In the two concentrations applied the polymer 3 showed significantly lower chromosome damaging effect, compared to Mitomycin C. The clastogenicity values observed in samples from the experimental group treated with 10 mg/kg were statistically insignificant (p > 0.05) as a quantity and type of chromosomal aberrations, compared to untreated control animals.

These results suggest that lower doses (10 mg/kg) of the investigated polymer are not genotoxic (Table 2).

The antimitotic activity of 3 was also calculated. As a result of the action of 3, applied in concentrations of 10 mg/kg and 100 mg/kg, significantly lower mitotic activity, compared to normal bone marrow cells was counted. The lowest values were reported in the experimental group treated with a dose of 100 mg/kg, 24 hours after injection of the polymer.
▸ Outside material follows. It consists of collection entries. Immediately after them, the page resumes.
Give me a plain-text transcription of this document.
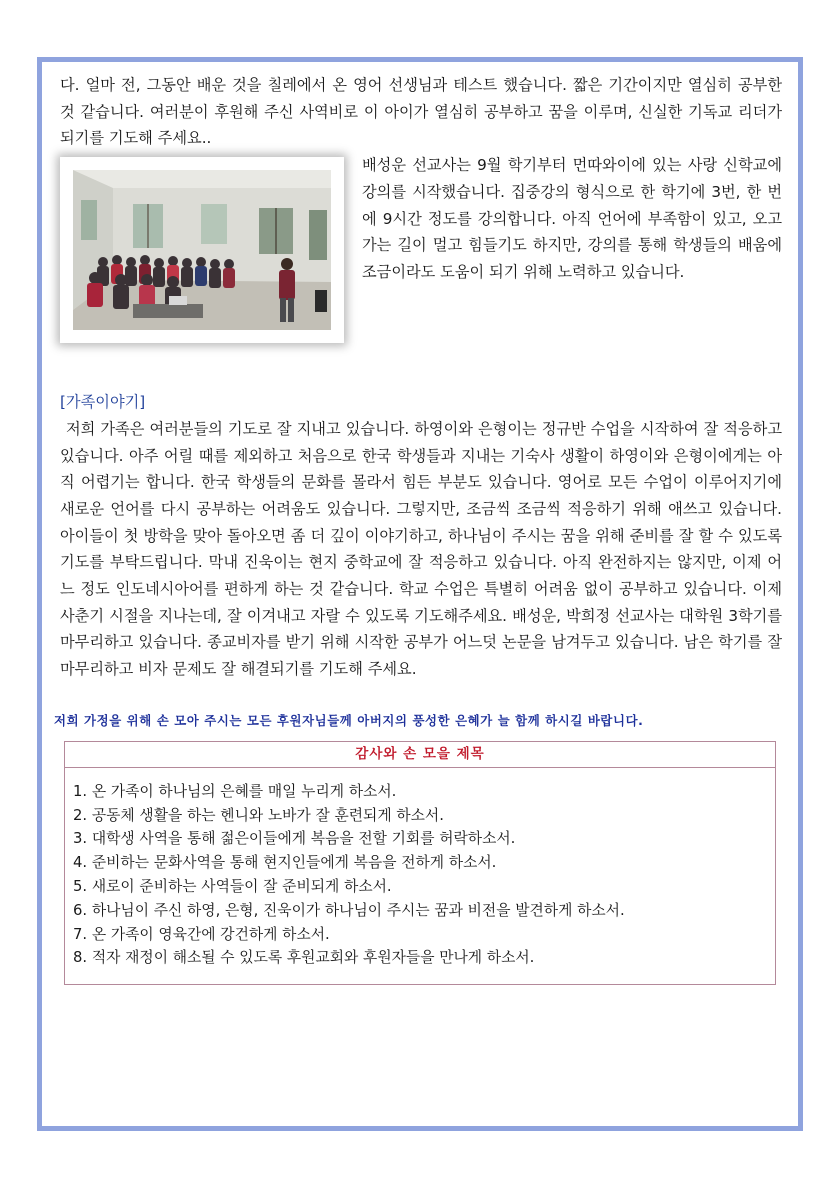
다. 얼마 전, 그동안 배운 것을 칠레에서 온 영어 선생님과 테스트 했습니다. 짧은 기간이지만 열심히 공부한 것 같습니다. 여러분이 후원해 주신 사역비로 이 아이가 열심히 공부하고 꿈을 이루며, 신실한 기독교 리더가 되기를 기도해 주세요..

배성운 선교사는 9월 학기부터 먼따와이에 있는 사랑 신학교에 강의를 시작했습니다. 집중강의 형식으로 한 학기에 3번, 한 번에 9시간 정도를 강의합니다. 아직 언어에 부족함이 있고, 오고 가는 길이 멀고 힘들기도 하지만, 강의를 통해 학생들의 배움에 조금이라도 도움이 되기 위해 노력하고 있습니다.

[가족이야기]

저희 가족은 여러분들의 기도로 잘 지내고 있습니다. 하영이와 은형이는 정규반 수업을 시작하여 잘 적응하고 있습니다. 아주 어릴 때를 제외하고 처음으로 한국 학생들과 지내는 기숙사 생활이 하영이와 은형이에게는 아직 어렵기는 합니다. 한국 학생들의 문화를 몰라서 힘든 부분도 있습니다. 영어로 모든 수업이 이루어지기에 새로운 언어를 다시 공부하는 어려움도 있습니다. 그렇지만, 조금씩 조금씩 적응하기 위해 애쓰고 있습니다. 아이들이 첫 방학을 맞아 돌아오면 좀 더 깊이 이야기하고, 하나님이 주시는 꿈을 위해 준비를 잘 할 수 있도록 기도를 부탁드립니다. 막내 진욱이는 현지 중학교에 잘 적응하고 있습니다. 아직 완전하지는 않지만, 이제 어느 정도 인도네시아어를 편하게 하는 것 같습니다. 학교 수업은 특별히 어려움 없이 공부하고 있습니다. 이제 사춘기 시절을 지나는데, 잘 이겨내고 자랄 수 있도록 기도해주세요. 배성운, 박희정 선교사는 대학원 3학기를 마무리하고 있습니다. 종교비자를 받기 위해 시작한 공부가 어느덧 논문을 남겨두고 있습니다. 남은 학기를 잘 마무리하고 비자 문제도 잘 해결되기를 기도해 주세요.

저희 가정을 위해 손 모아 주시는 모든 후원자님들께 아버지의 풍성한 은혜가 늘 함께 하시길 바랍니다.
감사와 손 모을 제목
1. 온 가족이 하나님의 은혜를 매일 누리게 하소서.
2. 공동체 생활을 하는 헨니와 노바가 잘 훈련되게 하소서.
3. 대학생 사역을 통해 젊은이들에게 복음을 전할 기회를 허락하소서.
4. 준비하는 문화사역을 통해 현지인들에게 복음을 전하게 하소서.
5. 새로이 준비하는 사역들이 잘 준비되게 하소서.
6. 하나님이 주신 하영, 은형, 진욱이가 하나님이 주시는 꿈과 비전을 발견하게 하소서.
7. 온 가족이 영육간에 강건하게 하소서.
8. 적자 재정이 해소될 수 있도록 후원교회와 후원자들을 만나게 하소서.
These results are consistent with the obtained results from the in vitro cytotoxicity study.

The clastogenicity of 4 at a concentration of 10 mg/kg was very low. The values of aberrant mitoses did not differ significantly from those observed in normal bone marrow cells (p > 0.05). The highest percentage of metaphases with aberrations was 2.75 ± 0.44%, 48 hours after inoculation of the polymer.

The analysis of the experimental data, however, indicated that this polymer compound applied at a concentration of 100 mg/kg induced well-defined dose-dependent clastogenic effect. In the treated animals, twice as higher percentage of bone marrow cells with aberrant chromosomes were recorded, in comparison with the group treated with 10 mg/kg (p < 0.001). In these specimens centromere/centromeric fusions prevailed – from 52% at the 24th hour to 62% at the 48th hour after application.

The antimitotic activity of 4 was moderate. The lower dose – 10 mg/kg inhibited the intensity of cell division, expressed as mitotic index values – 12.00±0.78‰ at the 24th hour and 11.42‰ at the 48th hour. The corresponding values for untreated controls were 20.06 ± 1.8‰ and 16.88 ± 0.56‰, 24 and 48 hours, respectively.

Conclusions

It could be concluded that the three studied in vivo polymers possess low clastogenic activity. In the applied concentrations they inhibit cell division, but do not completely impair the proliferative pool of normal bone marrow cell populations. These properties and the established antitumor activity on certain malignant CLs in vitro support the need to extend the studies on the biological activity of these polymers to other living model systems.

Funding

This work was supported by the Bulgarian National Science Fund of the Ministry of Education and Science [grant DTK-02/34(2009)].